Auktion: Alte Meister

13. November 2012

0020

Sebastian Vrancx zug.

(Antwerpen 1573 - 1674 Antwerpen)

„Landschaft mit Soldaten und Bauern“
Öl auf Holz
32 × 44,5 cm

€ 12.000 - 20.000

Sebastian Vrancx zugeschrieben
(Antwerpen 1573–1674 ebd.)

Landschaft mit Soldaten und Bauern
Öl auf Holz, parkettiert, 32 × 44,5 cm
Provenienz: Wiener Privatsammlung
Literatur: möglicherweise CX. Ausstellung der Vereinigung Bildender Künstler Wiener Secession. Drei Jahrhunderte Vlämische Kunst 1400–1700, 11. Jänner bis 23. Februar 1930, Nr. 104a, S. 43 (ohne Abb.)
Die Bearbeitung des Kataloges zur Ausstellung in der Wiener Secession erfolgte durch Dr. Gustav Glück, damals Direktor der Gemäldegalerie des Kunsthistorischen Museums Wien.

Laut Karel van Manders Schilder-Boeck absolvierte der aus Antwerpen stammende Sebastian Vrancx seine Ausbildung bei Adam van Noort.

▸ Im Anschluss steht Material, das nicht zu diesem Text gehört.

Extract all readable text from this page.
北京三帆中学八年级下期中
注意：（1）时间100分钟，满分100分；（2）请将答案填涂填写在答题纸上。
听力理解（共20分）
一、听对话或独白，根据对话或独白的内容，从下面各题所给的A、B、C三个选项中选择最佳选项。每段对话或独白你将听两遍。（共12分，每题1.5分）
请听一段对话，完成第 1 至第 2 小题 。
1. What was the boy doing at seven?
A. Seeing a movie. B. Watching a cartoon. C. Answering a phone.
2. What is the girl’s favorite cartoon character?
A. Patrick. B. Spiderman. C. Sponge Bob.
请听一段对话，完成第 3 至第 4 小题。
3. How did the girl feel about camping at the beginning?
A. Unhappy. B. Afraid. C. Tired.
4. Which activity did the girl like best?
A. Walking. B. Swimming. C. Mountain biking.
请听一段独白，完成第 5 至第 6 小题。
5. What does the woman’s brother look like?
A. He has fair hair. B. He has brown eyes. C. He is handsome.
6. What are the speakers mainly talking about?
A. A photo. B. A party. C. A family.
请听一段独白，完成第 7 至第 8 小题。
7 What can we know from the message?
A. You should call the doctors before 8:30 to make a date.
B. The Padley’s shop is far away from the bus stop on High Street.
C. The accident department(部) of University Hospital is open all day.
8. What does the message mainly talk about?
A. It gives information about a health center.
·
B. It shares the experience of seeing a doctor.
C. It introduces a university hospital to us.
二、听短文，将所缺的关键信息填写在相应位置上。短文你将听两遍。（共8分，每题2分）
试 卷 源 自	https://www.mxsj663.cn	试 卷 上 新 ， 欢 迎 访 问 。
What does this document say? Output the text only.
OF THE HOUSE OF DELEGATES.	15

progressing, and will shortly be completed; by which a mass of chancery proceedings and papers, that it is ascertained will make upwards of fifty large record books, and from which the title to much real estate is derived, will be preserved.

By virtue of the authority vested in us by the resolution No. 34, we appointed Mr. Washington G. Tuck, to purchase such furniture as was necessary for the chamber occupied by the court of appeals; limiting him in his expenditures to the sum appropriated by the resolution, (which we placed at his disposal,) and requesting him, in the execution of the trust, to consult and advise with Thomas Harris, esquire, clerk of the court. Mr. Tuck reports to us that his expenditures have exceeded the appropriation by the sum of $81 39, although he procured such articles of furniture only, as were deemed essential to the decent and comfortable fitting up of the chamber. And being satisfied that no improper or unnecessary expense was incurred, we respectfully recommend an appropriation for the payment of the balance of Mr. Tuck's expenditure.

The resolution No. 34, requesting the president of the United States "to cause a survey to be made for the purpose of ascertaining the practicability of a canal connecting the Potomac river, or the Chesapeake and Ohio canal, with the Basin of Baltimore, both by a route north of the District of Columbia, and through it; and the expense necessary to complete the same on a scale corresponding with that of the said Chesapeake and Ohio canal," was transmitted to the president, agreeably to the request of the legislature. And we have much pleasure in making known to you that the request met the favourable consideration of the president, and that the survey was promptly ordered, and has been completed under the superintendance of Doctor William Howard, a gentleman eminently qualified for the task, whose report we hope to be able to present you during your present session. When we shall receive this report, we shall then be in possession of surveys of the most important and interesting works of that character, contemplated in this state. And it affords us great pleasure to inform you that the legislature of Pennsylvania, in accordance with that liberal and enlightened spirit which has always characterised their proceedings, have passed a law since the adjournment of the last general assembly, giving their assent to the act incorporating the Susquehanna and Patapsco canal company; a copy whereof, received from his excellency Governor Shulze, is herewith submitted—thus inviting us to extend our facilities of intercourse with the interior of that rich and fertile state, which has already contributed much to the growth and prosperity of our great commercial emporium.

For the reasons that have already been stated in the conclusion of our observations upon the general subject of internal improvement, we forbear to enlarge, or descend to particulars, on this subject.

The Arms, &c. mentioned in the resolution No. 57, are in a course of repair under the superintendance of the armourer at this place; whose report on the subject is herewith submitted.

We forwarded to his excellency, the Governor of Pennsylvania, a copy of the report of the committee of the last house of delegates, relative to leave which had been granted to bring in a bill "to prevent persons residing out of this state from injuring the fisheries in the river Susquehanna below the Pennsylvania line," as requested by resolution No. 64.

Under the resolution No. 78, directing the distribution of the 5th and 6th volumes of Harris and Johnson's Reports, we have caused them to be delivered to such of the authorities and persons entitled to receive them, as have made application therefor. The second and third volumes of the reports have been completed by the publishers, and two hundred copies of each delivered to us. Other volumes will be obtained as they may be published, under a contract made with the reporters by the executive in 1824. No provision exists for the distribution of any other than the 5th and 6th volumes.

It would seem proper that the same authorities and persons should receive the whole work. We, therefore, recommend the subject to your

Zurückgekehrt von einer Italienreise, wurde er um 1600 Meister der Antwerpener Lukasgilde, 1612 deren Oberdekan. Neben Volksszenen im Freien, auf Dorfstraßen, Jahrmärkten und Kirchweihfesten, schuf er besonders zahlreiche Darstellungen von Soldaten, Überfällen und Reiterkämpfen. Das von ihm geprägte Sujet des flandrischen Militärgenres und Schlachtenbildes wurde dann von seinen Schüler Pieter Snayers weiterentwickelt. Von Vrancx selbst ist auch die Zusammenarbeit mit anderen Künstlern wie Joos de Momper und Jan Brueghel d. Ä. dokumentiert. Er schuf für deren Landschaften die Staffagefiguren.
Unser Gemälde zeigt eine Landstraße, die in bewaldeter Landschaft von einem Dorf in der linken Bildhälfte, über die Bildmitte des Vordergrundes, wiederum in den weiten Ausblick des rechten Bildhintergrundes führt. Zentraler Blickpunkt ist die schmale Holzbrücke über einen von knorrigen Weiden gesäumten Bachlauf, welche zwei Frauen, die ihre Einkäufe auf dem Kopf tragen, überqueren. Links von ihnen befindet sich eine Gruppe berittener Soldaten. Die Figuren zeigen die für Vrancx charakteristische starke Eigenfarbigkeit und detailreich gestalteten Gewänder und Uniformen.